WINCHESTER — A fire alarm went off in the community workforce training building at 9 a.m. Thursday on the Umpqua Community College campus.
It wasn’t a real emergency, but part of an emergency drill in conjunction with Douglas County Fire District No. 2 and the Douglas County Sheriff’s Office.
“Preparation is key to emergency management at UCC,” UCC Director of Facilities and Security Jess Miller said. “Repetition in training will better prepare us for real emergencies, both large and small.”
Thursday’s scenario was a fire in the community workforce training building that burned the south side of the building and sent eight people to the hospital with injuries that were not life-threatening, according UCC Director of Communications & Marketing Tiffany Coleman.
Coleman set up a press conference outside the building after the fire was extinguished. She was in the emergency operations center during the fire to serve as the public information officer.
Smoke remains in the attic and the building was deemed unusable, according to Coleman. The college plans to relocate classes.
The building also houses the operating systems for the heating and air conditioning of Tapòyta Hall, which will be down.
With the exception of the eight students who were transported to the hospital, all other staff and students gathered at the reunification zone in the back of the parking lot.
UCC Chief of Security Brian Sanders and a security guard remained on the scene at all times. Sanders would call Miller with updates.
Text alerts were sent out through the college’s alert system.

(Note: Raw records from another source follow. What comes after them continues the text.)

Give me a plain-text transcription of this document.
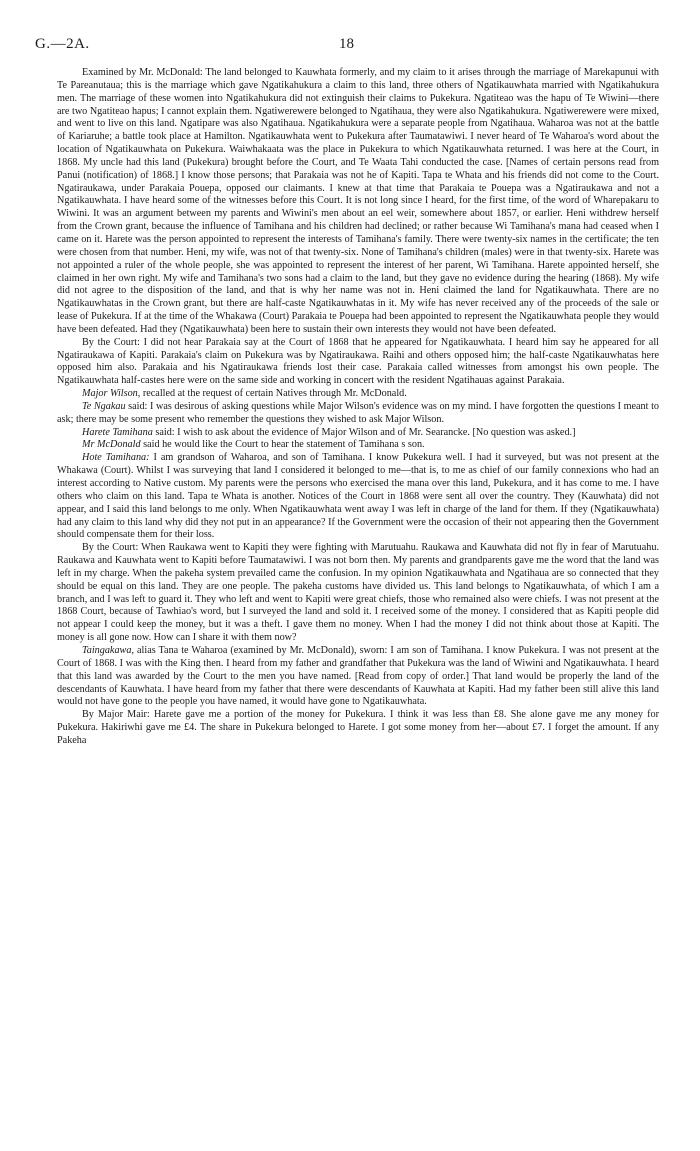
G.—2A.	18

Examined by Mr. McDonald: The land belonged to Kauwhata formerly, and my claim to it arises through the marriage of Marekapunui with Te Pareanutaua; this is the marriage which gave Ngatikahukura a claim to this land, three others of Ngatikauwhata married with Ngatikahukura men. The marriage of these women into Ngatikahukura did not extinguish their claims to Pukekura. Ngatiteao was the hapu of Te Wiwini—there are two Ngatiteao hapus; I cannot explain them. Ngatiwerewere belonged to Ngatihaua, they were also Ngatikahukura. Ngatiwerewere were mixed, and went to live on this land. Ngatipare was also Ngatihaua. Ngatikahukura were a separate people from Ngatihaua. Waharoa was not at the battle of Kariaruhe; a battle took place at Hamilton. Ngatikauwhata went to Pukekura after Taumatawiwi. I never heard of Te Waharoa's word about the location of Ngatikauwhata on Pukekura. Waiwhakaata was the place in Pukekura to which Ngatikauwhata returned. I was here at the Court, in 1868. My uncle had this land (Pukekura) brought before the Court, and Te Waata Tahi conducted the case. [Names of certain persons read from Panui (notification) of 1868.] I know those persons; that Parakaia was not he of Kapiti. Tapa te Whata and his friends did not come to the Court. Ngatiraukawa, under Parakaia Pouepa, opposed our claimants. I knew at that time that Parakaia te Pouepa was a Ngatiraukawa and not a Ngatikauwhata. I have heard some of the witnesses before this Court. It is not long since I heard, for the first time, of the word of Wharepakaru to Wiwini. It was an argument between my parents and Wiwini's men about an eel weir, somewhere about 1857, or earlier. Heni withdrew herself from the Crown grant, because the influence of Tamihana and his children had declined; or rather because Wi Tamihana's mana had ceased when I came on it. Harete was the person appointed to represent the interests of Tamihana's family. There were twenty-six names in the certificate; the ten were chosen from that number. Heni, my wife, was not of that twenty-six. None of Tamihana's children (males) were in that twenty-six. Harete was not appointed a ruler of the whole people, she was appointed to represent the interest of her parent, Wi Tamihana. Harete appointed herself, she claimed in her own right. My wife and Tamihana's two sons had a claim to the land, but they gave no evidence during the hearing (1868). My wife did not agree to the disposition of the land, and that is why her name was not in. Heni claimed the land for Ngatikauwhata. There are no Ngatikauwhatas in the Crown grant, but there are half-caste Ngatikauwhatas in it. My wife has never received any of the proceeds of the sale or lease of Pukekura. If at the time of the Whakawa (Court) Parakaia te Pouepa had been appointed to represent the Ngatikauwhata people they would have been defeated. Had they (Ngatikauwhata) been here to sustain their own interests they would not have been defeated.

By the Court: I did not hear Parakaia say at the Court of 1868 that he appeared for Ngatikauwhata. I heard him say he appeared for all Ngatiraukawa of Kapiti. Parakaia's claim on Pukekura was by Ngatiraukawa. Raihi and others opposed him; the half-caste Ngatikauwhatas here opposed him also. Parakaia and his Ngatiraukawa friends lost their case. Parakaia called witnesses from amongst his own people. The Ngatikauwhata half-castes here were on the same side and working in concert with the resident Ngatihauas against Parakaia.

Major Wilson, recalled at the request of certain Natives through Mr. McDonald.

Te Ngakau said: I was desirous of asking questions while Major Wilson's evidence was on my mind. I have forgotten the questions I meant to ask; there may be some present who remember the questions they wished to ask Major Wilson.

Harete Tamihana said: I wish to ask about the evidence of Major Wilson and of Mr. Searancke. [No question was asked.]

Mr McDonald said he would like the Court to hear the statement of Tamihana s son.

Hote Tamihana: I am grandson of Waharoa, and son of Tamihana. I know Pukekura well. I had it surveyed, but was not present at the Whakawa (Court). Whilst I was surveying that land I considered it belonged to me—that is, to me as chief of our family connexions who had an interest according to Native custom. My parents were the persons who exercised the mana over this land, Pukekura, and it has come to me. I have others who claim on this land. Tapa te Whata is another. Notices of the Court in 1868 were sent all over the country. They (Kauwhata) did not appear, and I said this land belongs to me only. When Ngatikauwhata went away I was left in charge of the land for them. If they (Ngatikauwhata) had any claim to this land why did they not put in an appearance? If the Government were the occasion of their not appearing then the Government should compensate them for their loss.

By the Court: When Raukawa went to Kapiti they were fighting with Marutuahu. Raukawa and Kauwhata did not fly in fear of Marutuahu. Raukawa and Kauwhata went to Kapiti before Taumatawiwi. I was not born then. My parents and grandparents gave me the word that the land was left in my charge. When the pakeha system prevailed came the confusion. In my opinion Ngatikauwhata and Ngatihaua are so connected that they should be equal on this land. They are one people. The pakeha customs have divided us. This land belongs to Ngatikauwhata, of which I am a branch, and I was left to guard it. They who left and went to Kapiti were great chiefs, those who remained also were chiefs. I was not present at the 1868 Court, because of Tawhiao's word, but I surveyed the land and sold it. I received some of the money. I considered that as Kapiti people did not appear I could keep the money, but it was a theft. I gave them no money. When I had the money I did not think about those at Kapiti. The money is all gone now. How can I share it with them now?

Taingakawa, alias Tana te Waharoa (examined by Mr. McDonald), sworn: I am son of Tamihana. I know Pukekura. I was not present at the Court of 1868. I was with the King then. I heard from my father and grandfather that Pukekura was the land of Wiwini and Ngatikauwhata. I heard that this land was awarded by the Court to the men you have named. [Read from copy of order.] That land would be properly the land of the descendants of Kauwhata. I have heard from my father that there were descendants of Kauwhata at Kapiti. Had my father been still alive this land would not have gone to the people you have named, it would have gone to Ngatikauwhata.

By Major Mair: Harete gave me a portion of the money for Pukekura. I think it was less than £8. She alone gave me any money for Pukekura. Hakiriwhi gave me £4. The share in Pukekura belonged to Harete. I got some money from her—about £7. I forget the amount. If any Pakeha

Douglas County Fire District No. 2 was on campus within two minutes with the first truck, while two more followed within ten minutes.
“We want to make this a bigger incident,” Douglas County Fire District No. 2 Batallion Chief Scott Richardson said about the drill. “It’s pretty realistic for us. Anytime we do training it’s an opportunity to learn.”
Both UCC and the fire department went over the scenario afterwards to critique.
“It went good for the most part,” Richardson said.
UCC’s emergency command center was staffed by 25 people.
“I was proud of our team. The process was taken very seriously and assignments are aligned wll with the skill sets within the plan,” Miller said.
“We will continue to provide training and increasing out relationships within the community.”
During the drill, smoke machines were set up in the building to create the illusion of a real fire and immediate danger.
“We’ve had fire drills, but nothing like this,” Administrative Secretary for Community Workforce Training Lynne Smith said.
Staff in the career workforce training building evacuated to the fountain instead of the parking lot.
“We don’t want to clog our parking lot, because of emergency vehicles coming in,” Sanders said.
Susan Neeman, the coordinator for personal enrichment, tech and continuing education, grabbed the safety bag out of a co-workers office before making her way to the ...
“Building monitors have to grab the safety bag and make sure doors are shut and everybody’s out,” Neeman said. The building monitor for the building, however, was at a meeting at the time the alarm went off.
Neeman said she didn’t think there was a protocol for who takes the safety bag, but there was an understanding that somebody would. Everyone in the building knows where the safety bag is located.
A similar scenario is true inside the emergency control center.
“Every position has at least one alternate with a similar skill set,” Miller said. “In the event no one is available for a specific position, each position has a comprehensive plan and check sheet to follow responsibilities and actions taken.”